Every year, I find myself typing up or taking really messy photos of my handwritten king cake recipe to share with friends (or really anyone who asks). It’s generally a crowd pleaser and a pretty basic king cake.
Is this the world’s best king cake? Probably not. Is it far and away better than most stuff you get at the grocery? Yep. This dough is more suited to bake-in fillings (things like jams, cinnamon, praline, cream cheese). I’m still trying to figure out what sort of cake dough I need to do an injectable pastry cream….stay tuned. Maybe one day I’ll figure that one out. I have an injector thingy, I just don’t haven’t experimented much.
So my plan with my lazy-baker blog entries is to walk the reader through the process with my own tips, to help you avoid the common pitfalls that can happen. And let me say, I have messed up many-a-king-cake since I started baking. Now, to get to it:
1 stick butter
2/3 c. milk (you can use half and half, but I actually just changed to milk and prefer it)
1/3 c. granulated sugar + 2 tbsp (separate)
1 tbsp lemon zest
2 tbsp orange zest
4 1/2 tsp yeast
1/3 c. warm water
2 tsp salt
6 c. all purpose flour
Step 1: In a saucepan melt the butter with 1/3 c. sugar, 2/3 c. half and half and salt. Don’t boil. Once melted, add in your zest (I zest straight into the pot). Set it aside and let it cool.

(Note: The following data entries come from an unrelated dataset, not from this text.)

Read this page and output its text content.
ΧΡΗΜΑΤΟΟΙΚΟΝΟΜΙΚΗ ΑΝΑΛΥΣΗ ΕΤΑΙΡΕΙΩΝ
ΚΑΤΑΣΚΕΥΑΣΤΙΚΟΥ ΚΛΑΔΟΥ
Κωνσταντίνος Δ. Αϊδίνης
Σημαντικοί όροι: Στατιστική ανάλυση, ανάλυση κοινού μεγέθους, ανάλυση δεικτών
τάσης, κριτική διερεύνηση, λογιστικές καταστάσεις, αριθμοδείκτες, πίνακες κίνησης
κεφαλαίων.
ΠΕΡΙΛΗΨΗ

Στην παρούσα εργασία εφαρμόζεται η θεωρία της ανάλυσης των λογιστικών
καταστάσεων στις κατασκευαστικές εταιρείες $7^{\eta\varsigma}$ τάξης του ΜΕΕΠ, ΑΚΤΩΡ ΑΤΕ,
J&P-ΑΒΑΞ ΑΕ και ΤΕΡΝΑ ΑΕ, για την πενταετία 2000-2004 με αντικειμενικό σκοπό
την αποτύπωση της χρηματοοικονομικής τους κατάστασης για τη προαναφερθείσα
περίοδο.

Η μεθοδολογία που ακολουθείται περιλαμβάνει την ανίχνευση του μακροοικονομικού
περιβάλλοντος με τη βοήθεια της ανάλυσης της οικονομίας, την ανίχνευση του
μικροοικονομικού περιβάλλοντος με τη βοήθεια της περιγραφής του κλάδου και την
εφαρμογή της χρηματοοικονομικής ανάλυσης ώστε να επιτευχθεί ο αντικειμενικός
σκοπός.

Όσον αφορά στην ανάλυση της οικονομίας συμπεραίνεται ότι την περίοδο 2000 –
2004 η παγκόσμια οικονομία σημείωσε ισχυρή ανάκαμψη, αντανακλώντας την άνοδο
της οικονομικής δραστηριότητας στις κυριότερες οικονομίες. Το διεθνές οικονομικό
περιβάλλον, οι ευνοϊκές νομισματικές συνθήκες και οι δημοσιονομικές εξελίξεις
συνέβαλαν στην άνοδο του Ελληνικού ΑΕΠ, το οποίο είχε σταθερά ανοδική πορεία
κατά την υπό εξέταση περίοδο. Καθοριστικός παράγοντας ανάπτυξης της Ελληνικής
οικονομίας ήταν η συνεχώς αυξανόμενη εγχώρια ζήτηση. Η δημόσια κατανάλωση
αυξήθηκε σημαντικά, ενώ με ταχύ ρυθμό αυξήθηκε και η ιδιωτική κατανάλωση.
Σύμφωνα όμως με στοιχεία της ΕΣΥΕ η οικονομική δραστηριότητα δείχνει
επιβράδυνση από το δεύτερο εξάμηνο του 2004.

Step 2: While the milk mixture is cooling, combine yeast with 2 tbsp sugar, and the 1/3 c. warm water. (Make sure it’s warm, not hot–too hot and you’ll kill your yeast). Set it aside to bubble and froth while the milk cools (5-10 min.)
Step 3: Once frothy, add 4 eggs to yeast mixture and stir.
Step 4: Once the milk mixture is room temp, add it into the yeast mixture and stir. Add in flour by the 1/2 cup and stir it in. I usually end up using closer to 5 1/2 c. rather than 6, but sometimes it will take all six. Knead with a stand mixer for 4-5 minutes (basically until it forms a ball and is smooth. It may not form a ball, but if it’s smooth it should be fine. Let the yeast do its magic during the rise.
Step 5: Remove from bowl and put into a large oiled bowl (vegetable oil) and cover to rise for 1.5 hours (depending on your kitchen temp–you want it to double). NOTE: If you find the dough is super sticky and wet, coat your hands in oil to remove it from the mixing bowl and move it to the bowl for rising.
This recipe will make either 2 smaller cakes or one large one. I tend to make one big one, so that’s what I’ll walk you through. If you want two smaller ones, just cut your dough ball in half, and go through the baking steps below for each chunk of dough–though your bake time will differ.
Once it’s risen, you’ll plop out the dough ball onto a clean counter, with some flour. This is a very supple nice dough.
Rough it out into a vague rectangle with your hands, then roll it out careful to try to keep the rectangle shape. I find if I start with a rough rectangle, it’s easier to roll it out and keep it more or less rectangular than if I’m rolling out from a ball.
You want it to be relatively thin. Like maybe 1/8″ thick (see image to the side–I’m terrible with dimensions). The longer of a rectangle you can make it, the better, because you need the length to make a circle of the braid.
With a pastry cutter, cut the rectangle into 3 even(ish) rectangles and fill your cake. Keep your filling in the center, whatever you do. You need that unadulterated dough at the edges to create a seal. A trick I figured out, is when you roll up your individual little logs of king-cake filling, to take the bottom bit, and fold it up and over the filling pressing down into the dough above (see photo), press down to seal all the way around the filling, then pull the top down and seal it over kind of like an envelope. Pinch your ends off and then you can roll the strand out on the counter with your palms a little to make the seal stick. It also has the added benefit of making the strand longer.
Once you have the three strands sealed and rolled, lay them out with a couple inches between them. You’re going to braid this a lot like you would a challah. Start in the middle and braid one direction, then go back to the middle and braid the other way. Once you have a long braided loaf, you’ll lift it up and lay it onto a parchment covered cookie sheet and shape it into a circle.
Supposedly one can meet up the ends and braid them together–I fail miserably at this–so I just match them up and tuck them in and hope for the best. It works more or less. Let it rise again for about an hour then pop it into an oven at 350F for appx. 27-32 minutes (depending on your oven and also the wetness of the filling). It should be golden when it comes out.
This one is a bit over baked (I went 35 minutes for golden and it was just too much. This is also done with half and half instead of milk (I think milk makes a softer bread)
Once it’s baked and cooled you can do what you will with it. I usually make a simple icing with powdered sugar and milk and either color that into purple, green and gold–or like I have been doing lately, leave it white and let the sugar do the work.